When Lytro first hit the streets , it felt something like a solution in search of a problem. The original system allowed for capturing still photos that you could refocus in post. Cool, yeah—once or twice—but the hope of it becoming the new default for still photography didn't really take off, despite the novelty. As the vast majority of photography moves to the smartphone, there wasn't a large enough wave of excitement for the Lytro to make it in the crowded and competitive standalone camera space.
However, the technology behind the Lytro system is fascinating. Unlike traditional photography, which captures light intensity head-on, light field photography (also known as plenoptic photography) measures the geometry of the light from a scene—the intensity as well as the direction of light rays traveling through space. Lytro's software can then reconstruct the image in three dimensions.
Immerge produces potentially infinite depth of field imagery if the artist so desires.

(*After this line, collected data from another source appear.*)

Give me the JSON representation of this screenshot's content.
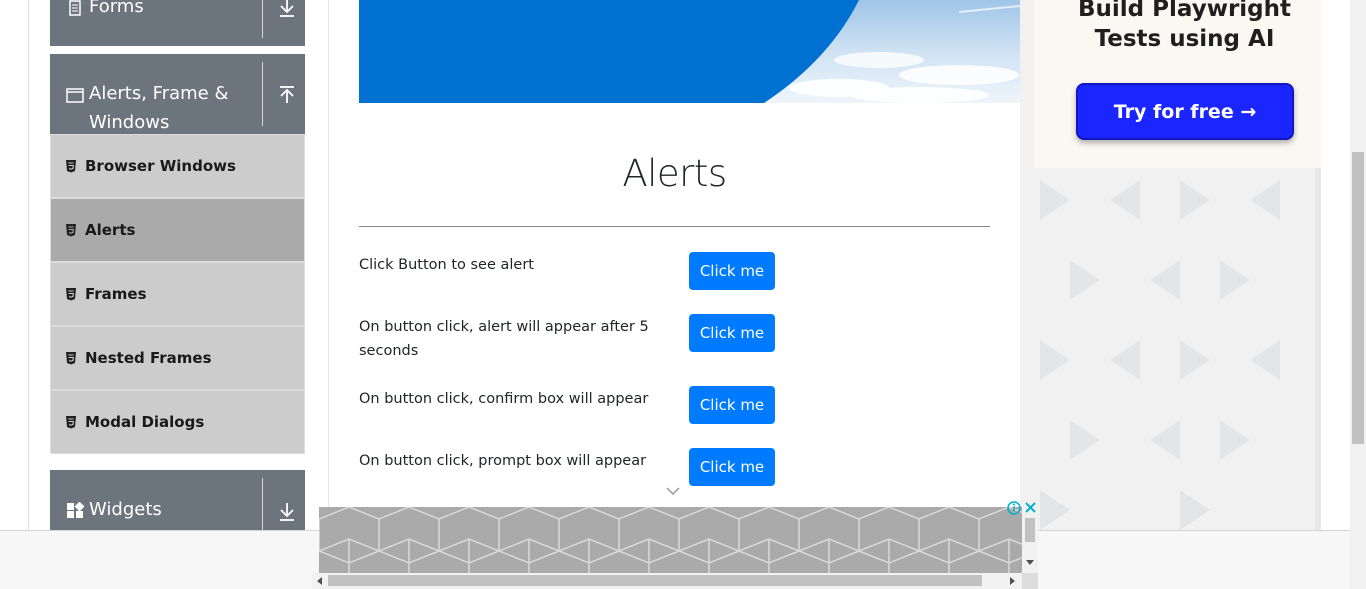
{
  "sidebar": {
    "groups": [
      {
        "name": "forms",
        "label": "Forms"
      },
      {
        "name": "alerts",
        "label_line1": "Alerts, Frame &",
        "label_line2": "Windows"
      },
      {
        "name": "widgets",
        "label": "Widgets"
      }
    ],
    "items": [
      {
        "label": "Browser Windows",
        "active": false
      },
      {
        "label": "Alerts",
        "active": true
      },
      {
        "label": "Frames",
        "active": false
      },
      {
        "label": "Nested Frames",
        "active": false
      },
      {
        "label": "Modal Dialogs",
        "active": false
      }
    ]
  },
  "main": {
    "title": "Alerts",
    "rows": [
      {
        "label": "Click Button to see alert",
        "button": "Click me"
      },
      {
        "label_line1": "On button click, alert will appear after 5",
        "label_line2": "seconds",
        "button": "Click me"
      },
      {
        "label": "On button click, confirm box will appear",
        "button": "Click me"
      },
      {
        "label": "On button click, prompt box will appear",
        "button": "Click me"
      }
    ]
  },
  "ad_right": {
    "headline_line1": "Build Playwright",
    "headline_line2": "Tests using AI",
    "cta": "Try for free →"
  },
  "colors": {
    "sidebar_header": "#6c757d",
    "menu_item": "#cccccc",
    "menu_item_active": "#aaaaaa",
    "button_primary": "#007bff",
    "banner_blue": "#0070d1",
    "ad_cta": "#1a25ff"
  }
}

Recently, Lytro made the smart pivot to go after high-end Hollywood production instead of the consumer market, as we covered in detail in our NAB video this year. This makes a ton of sense: all of the data captured by light field photography opens up huge possibilities in compositing , and large studios are able to afford investments in technology if it can speed up workflows.
In the same pivot, Lytro also went hard for VR with the Immerge platform, taking advantage of light field data captured in 360° in order avoid some of the issues with traditionally captured VR (particularly with regard to focus). We have gotten very used to the way focus works in 2D (and even somewhat 3D) stereo movies, but depth of field issues can potentially be frustrating in VR. As you look around real life, you are used to being able to refocus your vision on whatever you like, and if you have shallow depth of field in VR capture, the VR playback has large areas of the "world" that are out of focus, which can undermine the sensation of immersion. Not so with Immerge, which produces potentially infinite depth of field imagery if the artist so desires.
While most demo videos showing a 2D representation of an immersive experience designed for a headset are frustrating, this one does a good job of showing off the immersive, sharp nature of the imagery captured.
Like many VR systems, at this point Lytro Immerge will primarily function as a rental tool for most users, though it is coming to market eventually.